Empirical analysis itself just means analyzing (usually evaluating) your 'stuff' (algorithm, theory, application, code) against some data (as opposed to theoretical/logical evaluation). What kind of data you use (and what kind of stuff you evaluate) can vary. Since the time it takes to stem, say, 1000 words, is something easily measurable, it is something that is indeed easy to evaluate empirically. Another way would be to evaluate the quality of the output (which, I'm guessing, is what you want to do). You can do this when you have some data (say, a list of words and their stems or lemmas), run your stemmer/lemmatizer and then see how many times it got it right.
There is something in wordnet that may help you (since the synsets in wordnet have lemma information (which you could also interpret as the stem (there is a difference between stemming and lemmatization, but some googling or searching here on SO will explain that in more detail).

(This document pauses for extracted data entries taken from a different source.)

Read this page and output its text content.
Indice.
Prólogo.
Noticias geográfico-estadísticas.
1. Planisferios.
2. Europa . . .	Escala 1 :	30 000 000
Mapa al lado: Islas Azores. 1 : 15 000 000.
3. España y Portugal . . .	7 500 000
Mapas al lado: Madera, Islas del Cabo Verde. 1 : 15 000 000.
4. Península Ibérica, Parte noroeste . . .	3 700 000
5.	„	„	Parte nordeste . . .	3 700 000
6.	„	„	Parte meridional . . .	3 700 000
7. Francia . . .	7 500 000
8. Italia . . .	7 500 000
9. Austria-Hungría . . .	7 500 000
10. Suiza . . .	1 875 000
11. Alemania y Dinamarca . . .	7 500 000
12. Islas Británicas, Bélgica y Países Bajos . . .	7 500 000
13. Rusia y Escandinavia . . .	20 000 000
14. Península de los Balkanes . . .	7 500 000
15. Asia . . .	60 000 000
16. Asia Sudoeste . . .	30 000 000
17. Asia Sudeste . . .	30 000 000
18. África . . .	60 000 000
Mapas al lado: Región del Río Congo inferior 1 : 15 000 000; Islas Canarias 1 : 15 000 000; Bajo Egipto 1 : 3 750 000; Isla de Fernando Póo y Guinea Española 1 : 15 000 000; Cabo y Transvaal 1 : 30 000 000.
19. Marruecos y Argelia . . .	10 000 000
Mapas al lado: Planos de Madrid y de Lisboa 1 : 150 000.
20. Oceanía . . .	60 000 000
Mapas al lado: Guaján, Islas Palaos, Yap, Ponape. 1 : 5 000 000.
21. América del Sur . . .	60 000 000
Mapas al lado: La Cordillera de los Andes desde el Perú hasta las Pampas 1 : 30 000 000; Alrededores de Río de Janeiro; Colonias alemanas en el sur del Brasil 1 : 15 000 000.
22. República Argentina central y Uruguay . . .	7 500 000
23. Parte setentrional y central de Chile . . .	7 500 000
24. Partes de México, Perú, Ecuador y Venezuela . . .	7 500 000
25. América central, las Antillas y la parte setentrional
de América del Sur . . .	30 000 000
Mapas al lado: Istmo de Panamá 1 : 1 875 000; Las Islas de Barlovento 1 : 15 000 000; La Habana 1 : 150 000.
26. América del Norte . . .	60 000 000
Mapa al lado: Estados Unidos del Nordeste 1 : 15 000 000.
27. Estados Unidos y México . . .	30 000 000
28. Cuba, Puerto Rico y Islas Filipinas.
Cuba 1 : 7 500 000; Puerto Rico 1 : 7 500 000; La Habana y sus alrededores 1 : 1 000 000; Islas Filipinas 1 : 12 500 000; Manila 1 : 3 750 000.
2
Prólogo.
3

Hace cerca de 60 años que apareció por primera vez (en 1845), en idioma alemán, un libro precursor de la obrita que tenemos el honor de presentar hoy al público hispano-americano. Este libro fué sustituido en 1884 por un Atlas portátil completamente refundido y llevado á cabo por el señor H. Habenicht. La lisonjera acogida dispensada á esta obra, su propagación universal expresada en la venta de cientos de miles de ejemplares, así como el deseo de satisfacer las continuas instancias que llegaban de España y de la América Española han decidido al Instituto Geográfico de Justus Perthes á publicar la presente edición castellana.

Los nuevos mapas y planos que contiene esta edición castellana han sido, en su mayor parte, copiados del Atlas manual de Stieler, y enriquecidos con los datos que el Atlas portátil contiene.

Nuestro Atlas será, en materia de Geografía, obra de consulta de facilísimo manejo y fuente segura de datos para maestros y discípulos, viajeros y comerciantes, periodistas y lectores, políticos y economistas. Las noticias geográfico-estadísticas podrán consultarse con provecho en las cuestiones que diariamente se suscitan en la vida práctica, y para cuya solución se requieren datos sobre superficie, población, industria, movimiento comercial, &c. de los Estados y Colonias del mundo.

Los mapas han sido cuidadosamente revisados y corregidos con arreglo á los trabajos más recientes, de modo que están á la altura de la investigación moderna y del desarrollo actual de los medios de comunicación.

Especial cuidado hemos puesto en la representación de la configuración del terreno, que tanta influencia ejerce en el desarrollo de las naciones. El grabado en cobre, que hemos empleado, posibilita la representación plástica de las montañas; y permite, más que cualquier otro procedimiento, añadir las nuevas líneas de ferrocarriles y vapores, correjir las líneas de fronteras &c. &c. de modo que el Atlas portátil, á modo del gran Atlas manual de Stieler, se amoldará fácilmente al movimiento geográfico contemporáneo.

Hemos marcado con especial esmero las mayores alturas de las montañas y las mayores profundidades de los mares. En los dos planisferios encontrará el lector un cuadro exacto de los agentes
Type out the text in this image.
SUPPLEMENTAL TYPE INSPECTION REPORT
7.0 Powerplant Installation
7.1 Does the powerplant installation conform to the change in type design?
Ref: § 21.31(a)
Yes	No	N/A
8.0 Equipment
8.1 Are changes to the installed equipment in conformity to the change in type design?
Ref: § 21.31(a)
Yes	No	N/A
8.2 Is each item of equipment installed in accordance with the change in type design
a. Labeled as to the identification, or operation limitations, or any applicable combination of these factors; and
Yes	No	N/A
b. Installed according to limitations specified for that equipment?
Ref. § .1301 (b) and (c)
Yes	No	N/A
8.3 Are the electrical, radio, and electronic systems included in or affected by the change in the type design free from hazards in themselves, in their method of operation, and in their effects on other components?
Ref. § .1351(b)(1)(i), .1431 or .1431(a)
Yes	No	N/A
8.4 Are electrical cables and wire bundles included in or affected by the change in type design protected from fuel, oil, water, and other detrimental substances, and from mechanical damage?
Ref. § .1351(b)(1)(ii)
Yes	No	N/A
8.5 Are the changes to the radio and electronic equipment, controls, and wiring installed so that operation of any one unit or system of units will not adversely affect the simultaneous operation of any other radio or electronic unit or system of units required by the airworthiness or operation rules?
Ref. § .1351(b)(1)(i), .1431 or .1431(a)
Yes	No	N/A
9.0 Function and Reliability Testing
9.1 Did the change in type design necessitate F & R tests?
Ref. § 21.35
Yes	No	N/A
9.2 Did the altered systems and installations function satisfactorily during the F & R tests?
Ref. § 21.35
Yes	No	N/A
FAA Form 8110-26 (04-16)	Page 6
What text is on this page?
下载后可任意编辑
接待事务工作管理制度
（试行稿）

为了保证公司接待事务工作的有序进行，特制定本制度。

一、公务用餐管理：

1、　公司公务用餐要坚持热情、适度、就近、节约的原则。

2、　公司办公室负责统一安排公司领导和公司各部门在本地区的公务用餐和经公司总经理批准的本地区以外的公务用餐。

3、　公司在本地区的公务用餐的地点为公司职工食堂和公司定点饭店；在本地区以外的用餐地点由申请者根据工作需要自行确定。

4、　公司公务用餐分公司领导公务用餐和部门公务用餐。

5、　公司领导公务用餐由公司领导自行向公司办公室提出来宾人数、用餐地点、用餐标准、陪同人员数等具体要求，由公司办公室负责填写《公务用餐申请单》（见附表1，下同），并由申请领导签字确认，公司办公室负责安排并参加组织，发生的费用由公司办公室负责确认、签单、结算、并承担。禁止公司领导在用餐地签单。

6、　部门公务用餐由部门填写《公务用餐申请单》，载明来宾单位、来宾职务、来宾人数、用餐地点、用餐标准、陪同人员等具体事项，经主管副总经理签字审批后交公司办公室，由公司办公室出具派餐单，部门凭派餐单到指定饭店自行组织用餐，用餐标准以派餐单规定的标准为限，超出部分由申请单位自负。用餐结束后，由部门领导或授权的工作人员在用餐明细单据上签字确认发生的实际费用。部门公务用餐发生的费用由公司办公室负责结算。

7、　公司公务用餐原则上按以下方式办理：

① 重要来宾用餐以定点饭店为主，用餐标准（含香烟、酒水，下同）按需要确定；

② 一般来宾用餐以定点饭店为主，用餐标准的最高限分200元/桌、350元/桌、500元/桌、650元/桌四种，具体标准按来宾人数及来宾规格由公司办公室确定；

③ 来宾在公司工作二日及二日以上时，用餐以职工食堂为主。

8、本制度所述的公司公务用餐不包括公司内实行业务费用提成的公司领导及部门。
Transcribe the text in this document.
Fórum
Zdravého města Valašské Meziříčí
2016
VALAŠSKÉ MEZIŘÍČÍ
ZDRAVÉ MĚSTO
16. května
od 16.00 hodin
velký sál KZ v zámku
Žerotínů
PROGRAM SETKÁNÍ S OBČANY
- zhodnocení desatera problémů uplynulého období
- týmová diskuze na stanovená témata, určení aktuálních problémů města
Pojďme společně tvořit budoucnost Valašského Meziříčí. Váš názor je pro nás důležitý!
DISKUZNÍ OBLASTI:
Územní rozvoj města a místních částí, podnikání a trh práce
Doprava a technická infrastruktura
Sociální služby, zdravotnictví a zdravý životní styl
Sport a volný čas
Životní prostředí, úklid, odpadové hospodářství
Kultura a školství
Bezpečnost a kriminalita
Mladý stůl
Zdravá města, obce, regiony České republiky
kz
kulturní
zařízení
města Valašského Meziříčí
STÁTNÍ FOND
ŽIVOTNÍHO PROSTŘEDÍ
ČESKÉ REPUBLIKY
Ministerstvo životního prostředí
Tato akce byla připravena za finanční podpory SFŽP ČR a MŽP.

Something like the following may help you:
>>> from nltk.corpus import wordnet as wn
>>> d = wn.synsets('dogs')[0]
>>> d.lemmas()
[Lemma('dog.n.01.dog'), Lemma('dog.n.01.domestic_dog'),
Lemma('dog.n.01.Canis_familiaris')]
It takes the first synset for the word 'dogs' (usually there's multiple synsets for a given word), and by using .lemmas() you can access its lemmas. So now you have the word-lemma pair. Run your stemmer/lemmatizer on the input word, count how many times it got the stem/lemma correct, do this for every stemmer you have, and there you are.
You will have to look into it in a bit more detail (which synset, and which lemma to take, for ex.), but hopefully this helps you on the way.